Country-lord of Kammanu
- Reign: late 12th century BCE
- Predecessor: Kuzi-Teššub
- Successor: Runtiya
- House: House of Tudhaliya I
- Father: Kuzi-Teššub

= PUGNUS-mili I =

PUGNUS-mili I was a king of the Neo-Hittite polity of Kammanu, centered at Melid, during the early Iron Age (~12th century BCE). The reading of this individual's name is uncertain.

== Identity and attestations ==
PUGNUS-mili is the transcription of a royal name written in Anatolian hieroglyphs, the word "PUGNUS" representing a fist-shaped sign.

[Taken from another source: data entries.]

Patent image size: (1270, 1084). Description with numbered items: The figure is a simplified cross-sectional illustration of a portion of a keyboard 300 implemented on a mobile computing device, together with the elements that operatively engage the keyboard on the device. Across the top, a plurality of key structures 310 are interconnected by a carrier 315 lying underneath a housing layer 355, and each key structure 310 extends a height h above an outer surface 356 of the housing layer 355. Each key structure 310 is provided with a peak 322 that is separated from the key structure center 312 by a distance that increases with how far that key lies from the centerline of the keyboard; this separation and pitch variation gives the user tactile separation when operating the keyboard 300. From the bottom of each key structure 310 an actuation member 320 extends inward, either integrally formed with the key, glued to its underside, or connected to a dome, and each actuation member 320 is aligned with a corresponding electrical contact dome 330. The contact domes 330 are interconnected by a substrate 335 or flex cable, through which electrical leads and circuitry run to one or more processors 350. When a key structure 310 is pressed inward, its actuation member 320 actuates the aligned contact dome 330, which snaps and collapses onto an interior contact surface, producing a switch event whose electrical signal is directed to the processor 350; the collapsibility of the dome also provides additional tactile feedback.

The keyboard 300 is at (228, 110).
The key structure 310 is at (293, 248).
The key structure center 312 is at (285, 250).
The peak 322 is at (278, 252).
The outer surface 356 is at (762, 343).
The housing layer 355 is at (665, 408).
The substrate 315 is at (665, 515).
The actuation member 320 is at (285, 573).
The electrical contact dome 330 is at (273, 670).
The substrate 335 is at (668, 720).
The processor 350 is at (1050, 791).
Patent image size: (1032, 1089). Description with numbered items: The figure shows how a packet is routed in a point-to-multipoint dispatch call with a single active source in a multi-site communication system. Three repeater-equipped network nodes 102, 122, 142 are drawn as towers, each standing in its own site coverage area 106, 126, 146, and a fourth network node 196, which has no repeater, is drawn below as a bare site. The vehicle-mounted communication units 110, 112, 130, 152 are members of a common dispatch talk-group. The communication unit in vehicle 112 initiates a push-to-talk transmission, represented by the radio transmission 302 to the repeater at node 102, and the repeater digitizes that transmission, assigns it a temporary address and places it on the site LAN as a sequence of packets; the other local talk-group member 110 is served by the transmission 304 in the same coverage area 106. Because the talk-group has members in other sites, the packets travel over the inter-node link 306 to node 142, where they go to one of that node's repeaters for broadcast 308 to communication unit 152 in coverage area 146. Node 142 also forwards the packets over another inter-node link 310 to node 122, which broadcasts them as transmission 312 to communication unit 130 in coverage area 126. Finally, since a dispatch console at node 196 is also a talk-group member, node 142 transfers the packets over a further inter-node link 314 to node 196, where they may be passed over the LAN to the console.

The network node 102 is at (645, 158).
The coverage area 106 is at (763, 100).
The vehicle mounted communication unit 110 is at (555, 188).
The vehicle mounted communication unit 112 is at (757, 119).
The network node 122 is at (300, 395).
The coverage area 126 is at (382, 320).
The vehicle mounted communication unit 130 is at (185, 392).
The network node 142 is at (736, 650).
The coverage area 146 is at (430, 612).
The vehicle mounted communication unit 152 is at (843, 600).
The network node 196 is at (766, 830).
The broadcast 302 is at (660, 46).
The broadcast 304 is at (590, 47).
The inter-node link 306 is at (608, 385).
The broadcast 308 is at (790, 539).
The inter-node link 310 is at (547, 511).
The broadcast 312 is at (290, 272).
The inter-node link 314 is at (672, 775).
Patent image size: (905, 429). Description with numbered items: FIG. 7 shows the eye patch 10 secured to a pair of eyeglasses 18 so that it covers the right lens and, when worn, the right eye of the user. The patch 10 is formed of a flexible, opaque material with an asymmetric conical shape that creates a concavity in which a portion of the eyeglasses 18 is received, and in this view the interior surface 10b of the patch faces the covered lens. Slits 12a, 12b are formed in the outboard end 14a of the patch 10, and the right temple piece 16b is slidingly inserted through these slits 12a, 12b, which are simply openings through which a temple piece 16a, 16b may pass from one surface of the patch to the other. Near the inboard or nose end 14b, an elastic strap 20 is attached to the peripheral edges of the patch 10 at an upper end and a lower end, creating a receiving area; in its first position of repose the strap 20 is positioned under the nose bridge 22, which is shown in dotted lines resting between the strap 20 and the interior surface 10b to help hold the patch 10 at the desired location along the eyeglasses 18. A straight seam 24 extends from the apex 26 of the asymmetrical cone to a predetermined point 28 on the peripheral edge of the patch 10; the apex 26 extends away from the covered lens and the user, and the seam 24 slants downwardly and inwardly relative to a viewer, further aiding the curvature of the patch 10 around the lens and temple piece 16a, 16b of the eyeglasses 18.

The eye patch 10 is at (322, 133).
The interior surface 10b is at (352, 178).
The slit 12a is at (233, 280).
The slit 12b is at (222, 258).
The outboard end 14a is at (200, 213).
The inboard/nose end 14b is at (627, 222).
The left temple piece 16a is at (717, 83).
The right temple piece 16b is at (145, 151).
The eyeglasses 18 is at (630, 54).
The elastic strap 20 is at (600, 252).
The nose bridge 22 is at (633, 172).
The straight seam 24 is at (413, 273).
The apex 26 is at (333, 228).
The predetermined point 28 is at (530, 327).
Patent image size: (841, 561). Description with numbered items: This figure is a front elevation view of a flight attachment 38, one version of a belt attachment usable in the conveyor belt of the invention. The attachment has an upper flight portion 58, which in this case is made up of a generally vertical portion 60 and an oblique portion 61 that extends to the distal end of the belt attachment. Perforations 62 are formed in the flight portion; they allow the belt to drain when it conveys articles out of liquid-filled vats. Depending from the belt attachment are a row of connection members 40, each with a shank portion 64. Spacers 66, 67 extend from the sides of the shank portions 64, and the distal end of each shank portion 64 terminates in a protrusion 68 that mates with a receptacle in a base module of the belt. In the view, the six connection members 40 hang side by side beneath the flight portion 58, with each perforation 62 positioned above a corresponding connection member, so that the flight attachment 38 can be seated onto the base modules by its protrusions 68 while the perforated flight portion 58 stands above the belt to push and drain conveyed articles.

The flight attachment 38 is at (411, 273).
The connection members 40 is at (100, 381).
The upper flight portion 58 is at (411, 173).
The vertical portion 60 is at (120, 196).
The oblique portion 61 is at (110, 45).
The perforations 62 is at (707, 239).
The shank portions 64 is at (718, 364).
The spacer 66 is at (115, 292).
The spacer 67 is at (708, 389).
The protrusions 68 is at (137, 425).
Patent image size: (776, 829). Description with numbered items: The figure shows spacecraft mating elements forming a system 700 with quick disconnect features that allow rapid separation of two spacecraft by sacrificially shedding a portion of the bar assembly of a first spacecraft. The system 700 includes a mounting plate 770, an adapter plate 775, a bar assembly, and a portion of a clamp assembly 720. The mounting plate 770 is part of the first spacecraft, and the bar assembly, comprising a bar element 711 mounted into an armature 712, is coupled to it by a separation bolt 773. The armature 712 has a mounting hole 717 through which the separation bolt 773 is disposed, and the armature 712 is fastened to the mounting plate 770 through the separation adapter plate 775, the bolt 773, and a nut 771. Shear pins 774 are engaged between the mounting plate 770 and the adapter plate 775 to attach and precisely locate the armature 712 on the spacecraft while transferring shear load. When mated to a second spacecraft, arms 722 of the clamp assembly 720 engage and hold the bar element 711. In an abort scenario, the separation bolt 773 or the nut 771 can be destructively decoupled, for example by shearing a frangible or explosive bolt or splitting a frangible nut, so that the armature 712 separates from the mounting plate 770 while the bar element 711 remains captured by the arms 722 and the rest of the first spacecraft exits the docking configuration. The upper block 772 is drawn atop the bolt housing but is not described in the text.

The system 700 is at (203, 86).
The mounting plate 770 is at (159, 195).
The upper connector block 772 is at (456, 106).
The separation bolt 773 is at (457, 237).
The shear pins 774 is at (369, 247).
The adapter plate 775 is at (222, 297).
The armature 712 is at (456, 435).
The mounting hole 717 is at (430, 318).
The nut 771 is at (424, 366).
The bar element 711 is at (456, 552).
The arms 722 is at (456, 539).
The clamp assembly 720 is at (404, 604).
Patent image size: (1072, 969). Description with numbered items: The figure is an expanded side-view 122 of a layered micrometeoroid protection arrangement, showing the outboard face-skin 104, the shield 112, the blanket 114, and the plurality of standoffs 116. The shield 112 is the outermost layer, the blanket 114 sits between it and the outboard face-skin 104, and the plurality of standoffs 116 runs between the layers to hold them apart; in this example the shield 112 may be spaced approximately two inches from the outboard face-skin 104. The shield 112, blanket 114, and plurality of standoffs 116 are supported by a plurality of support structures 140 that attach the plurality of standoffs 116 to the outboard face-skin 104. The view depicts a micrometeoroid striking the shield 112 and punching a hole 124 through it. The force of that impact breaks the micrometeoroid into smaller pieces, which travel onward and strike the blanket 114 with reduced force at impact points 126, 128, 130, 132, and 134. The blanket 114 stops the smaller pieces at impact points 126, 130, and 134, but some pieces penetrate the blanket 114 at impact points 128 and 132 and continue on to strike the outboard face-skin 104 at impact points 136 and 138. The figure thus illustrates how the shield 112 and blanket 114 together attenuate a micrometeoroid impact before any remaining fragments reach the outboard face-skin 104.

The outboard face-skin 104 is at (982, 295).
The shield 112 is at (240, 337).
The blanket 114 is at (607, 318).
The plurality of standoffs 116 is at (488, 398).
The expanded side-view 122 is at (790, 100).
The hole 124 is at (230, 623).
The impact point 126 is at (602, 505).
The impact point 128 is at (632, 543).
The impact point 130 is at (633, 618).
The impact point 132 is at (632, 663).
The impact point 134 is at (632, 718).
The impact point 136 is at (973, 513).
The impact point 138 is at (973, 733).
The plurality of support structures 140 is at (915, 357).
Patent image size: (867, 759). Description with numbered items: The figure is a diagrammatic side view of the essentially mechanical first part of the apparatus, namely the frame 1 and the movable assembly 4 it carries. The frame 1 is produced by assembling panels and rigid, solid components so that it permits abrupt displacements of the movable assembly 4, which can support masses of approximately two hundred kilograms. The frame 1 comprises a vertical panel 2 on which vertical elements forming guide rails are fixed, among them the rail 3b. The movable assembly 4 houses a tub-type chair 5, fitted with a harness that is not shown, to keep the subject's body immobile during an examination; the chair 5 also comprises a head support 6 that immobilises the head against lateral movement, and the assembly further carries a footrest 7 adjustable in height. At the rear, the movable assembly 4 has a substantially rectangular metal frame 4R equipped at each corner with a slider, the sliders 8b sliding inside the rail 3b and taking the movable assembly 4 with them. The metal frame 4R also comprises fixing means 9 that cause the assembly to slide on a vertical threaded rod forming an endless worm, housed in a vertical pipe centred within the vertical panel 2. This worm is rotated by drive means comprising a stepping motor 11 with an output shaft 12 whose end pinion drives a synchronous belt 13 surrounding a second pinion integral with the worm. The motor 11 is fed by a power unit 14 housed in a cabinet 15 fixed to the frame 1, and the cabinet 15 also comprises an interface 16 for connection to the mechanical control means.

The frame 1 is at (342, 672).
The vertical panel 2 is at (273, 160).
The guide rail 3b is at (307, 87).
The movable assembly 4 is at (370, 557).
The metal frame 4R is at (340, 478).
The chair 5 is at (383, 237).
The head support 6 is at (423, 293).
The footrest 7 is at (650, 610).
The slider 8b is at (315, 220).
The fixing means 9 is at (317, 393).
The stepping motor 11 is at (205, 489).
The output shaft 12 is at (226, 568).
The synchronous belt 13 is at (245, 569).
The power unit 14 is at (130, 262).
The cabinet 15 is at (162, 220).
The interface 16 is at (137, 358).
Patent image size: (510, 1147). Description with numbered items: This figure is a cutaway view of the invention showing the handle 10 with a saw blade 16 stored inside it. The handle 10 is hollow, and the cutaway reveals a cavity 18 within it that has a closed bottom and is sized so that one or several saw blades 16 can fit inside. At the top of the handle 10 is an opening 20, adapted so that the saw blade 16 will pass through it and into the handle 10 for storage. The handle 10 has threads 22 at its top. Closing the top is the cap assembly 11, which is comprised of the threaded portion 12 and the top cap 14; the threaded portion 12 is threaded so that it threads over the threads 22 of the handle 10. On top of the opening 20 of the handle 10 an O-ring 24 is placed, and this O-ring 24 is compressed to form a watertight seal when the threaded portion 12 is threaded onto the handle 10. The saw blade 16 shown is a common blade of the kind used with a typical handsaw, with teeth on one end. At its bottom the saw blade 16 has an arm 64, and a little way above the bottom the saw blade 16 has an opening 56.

The reading of this name is uncertain, but Assyrian cuneiform sources suggesting this king's name was in fact Allumalli, Allumili or Allumari. PUGNUS-mili was mentioned in the genealogical inscriptions of his son Runtiya (Inscriptions Gürün and Kötükale) and great-grandson Arnuwanti (stele from Darende), each rulers of Melid. These inscriptions name Kuzi-Teshub, king of Carchemish, as having been the father of PUGNUS-mili, but they do not refer to either as ever having been a king of Melid. This leaves ambiguity as to whether or not PUGNUS-mili was a king of Melid. An orthostat from Arslantepe (archaeological site of Melid) depicts a "King PUGNUS-mili" pouring libations for the Storm God, but it is unknown whether this depicts PUGNUS-mili I or II.